With so many options for web developers, how do you know which to choose? When you’ve decided it’s time to build a new website to showcase and advertise your product or service, you will probably consider hiring a website developer or firm so you can be assured of a high-quality, functioning, and professional website. Because your website is your online extension of your business – it’s a very unique representation of your business, its message, and its products or services. So, it’s important that the website developer you choose be experienced and professional.
What are some of the key things you’ll want to think about before you talk with a website developer? Sydney web developers will ask questions like the following – and these are the questions you want any website developer to ask:
- What is the site’s goal and primary purpose?
- Who is the site’s target audience?
- What is your time frame for going live with the site?
In addition, what are some of the items you’ll want to have in hand before you talk with a website developer, whether it’s an individual or a firm? You’ll want to have a website plan that answers these questions as these will guide your web developer:
- What is the reason you are building a site, and how the site is intended to support your business: by bringing in money, by gathering new leads, or by supporting the products and services (or all three)?
- If possible, list some of the competitor sites and what features you like and/or hate about each – this will serve as a discussion point between you and the web developer.
- You’ll want to ensure that your company owns the rights to all the design work when it’s completed.

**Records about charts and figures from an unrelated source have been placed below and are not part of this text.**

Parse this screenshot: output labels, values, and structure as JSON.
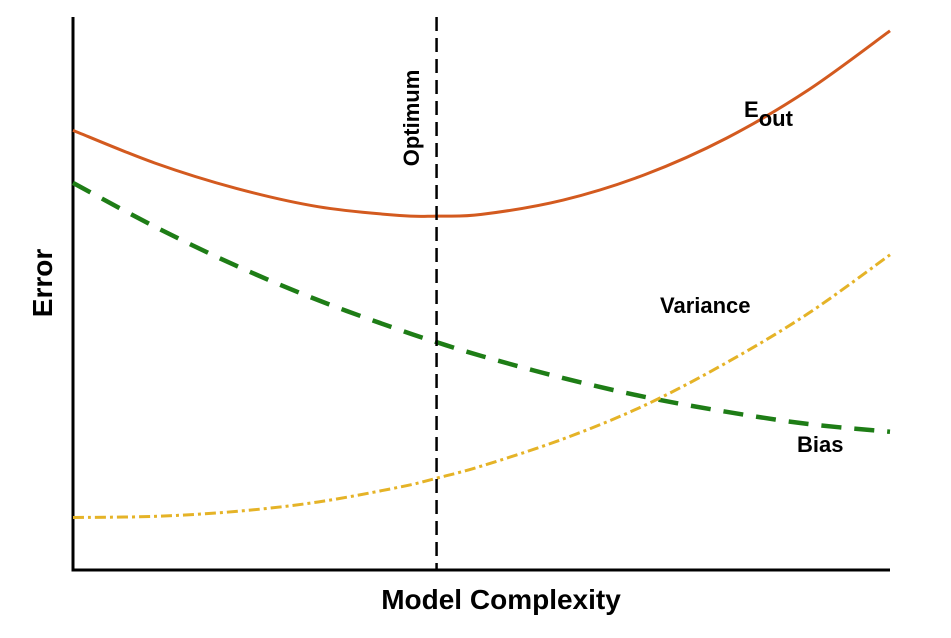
{
  "chart_data": {
    "type": "line",
    "title": "",
    "xlabel": "Model Complexity",
    "ylabel": "Error",
    "xlim": [
      0,
      1
    ],
    "ylim": [
      0,
      1
    ],
    "grid": false,
    "ticks": false,
    "series": [
      {
        "name": "Eout",
        "label_main": "E",
        "label_sub": "out",
        "color": "#d35a1f",
        "style": "solid",
        "x": [
          0,
          0.1,
          0.2,
          0.3,
          0.4,
          0.445,
          0.5,
          0.6,
          0.7,
          0.8,
          0.9,
          1.0
        ],
        "y": [
          0.795,
          0.736,
          0.69,
          0.657,
          0.641,
          0.64,
          0.643,
          0.669,
          0.715,
          0.781,
          0.868,
          0.975
        ]
      },
      {
        "name": "Bias",
        "color": "#1e7d16",
        "style": "dashed",
        "x": [
          0,
          0.1,
          0.2,
          0.3,
          0.4,
          0.445,
          0.5,
          0.6,
          0.7,
          0.8,
          0.9,
          1.0
        ],
        "y": [
          0.7,
          0.621,
          0.55,
          0.488,
          0.434,
          0.412,
          0.387,
          0.347,
          0.313,
          0.286,
          0.264,
          0.25
        ]
      },
      {
        "name": "Variance",
        "color": "#e5b327",
        "style": "dashdot",
        "x": [
          0,
          0.1,
          0.2,
          0.3,
          0.4,
          0.445,
          0.5,
          0.6,
          0.7,
          0.8,
          0.9,
          1.0
        ],
        "y": [
          0.095,
          0.097,
          0.106,
          0.123,
          0.15,
          0.166,
          0.188,
          0.237,
          0.298,
          0.375,
          0.464,
          0.57
        ]
      }
    ],
    "annotations": [
      {
        "type": "vline",
        "x": 0.445,
        "label": "Optimum",
        "style": "dashed",
        "color": "#000000"
      }
    ]
  }
}
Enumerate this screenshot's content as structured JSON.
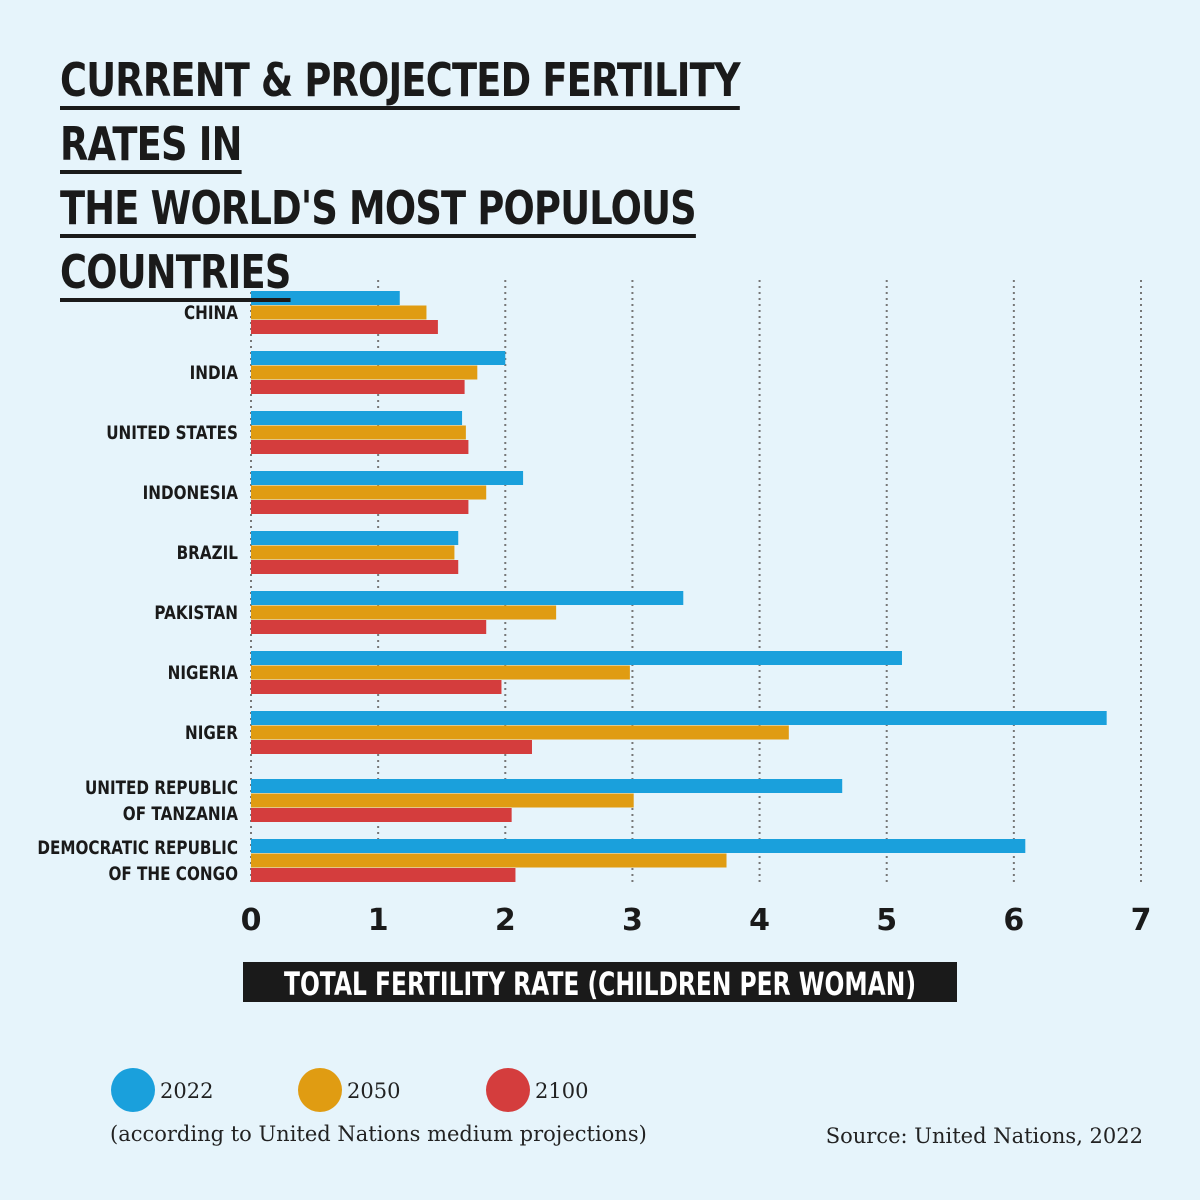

You’ll also want to specify that your company owns the rights to the domain name and has administrative rights to the server after the website developer team is finished.
- You’ll want to specify your time frame and budget, as well.
Before you consider choosing any web developer – firm or individual – you’ll want to see their portfolio. It’s less of a concern whether any of the sites in the portfolio are live or outside the firewall, because designers sometimes design sites to showcase their work or are asked to design websites that are internal to a particular company. It’s most important to see how the site they have built works. Is the layout easy to navigate? Do the links work and are they logically understood?
What is their process and do they show you their progress as it develops? This is an important question because you’ll want to provide feedback as the site develops. Almost never does a client see what they wanted the first time and website developers are used to that – they build into the process feedback loops if they’re smart so they can hear feedback from the client. If they don’t have a process that allows for incorporating feedback, reconsider. You’ll likely get a website that does exactly what you wanted it to, but you’ll want to make changes after seeing it. That’s just human nature.
As we noted above, many people think only about getting a reliable and working website, but they don’t think about such legal details as ownership. It’s important that if things go wrong, you have the rights to the web development as far as it’s gotten so you can get someone else to finish the job. Without this protection, the web developer can leave your business in the lurch with no recourse and money already spent.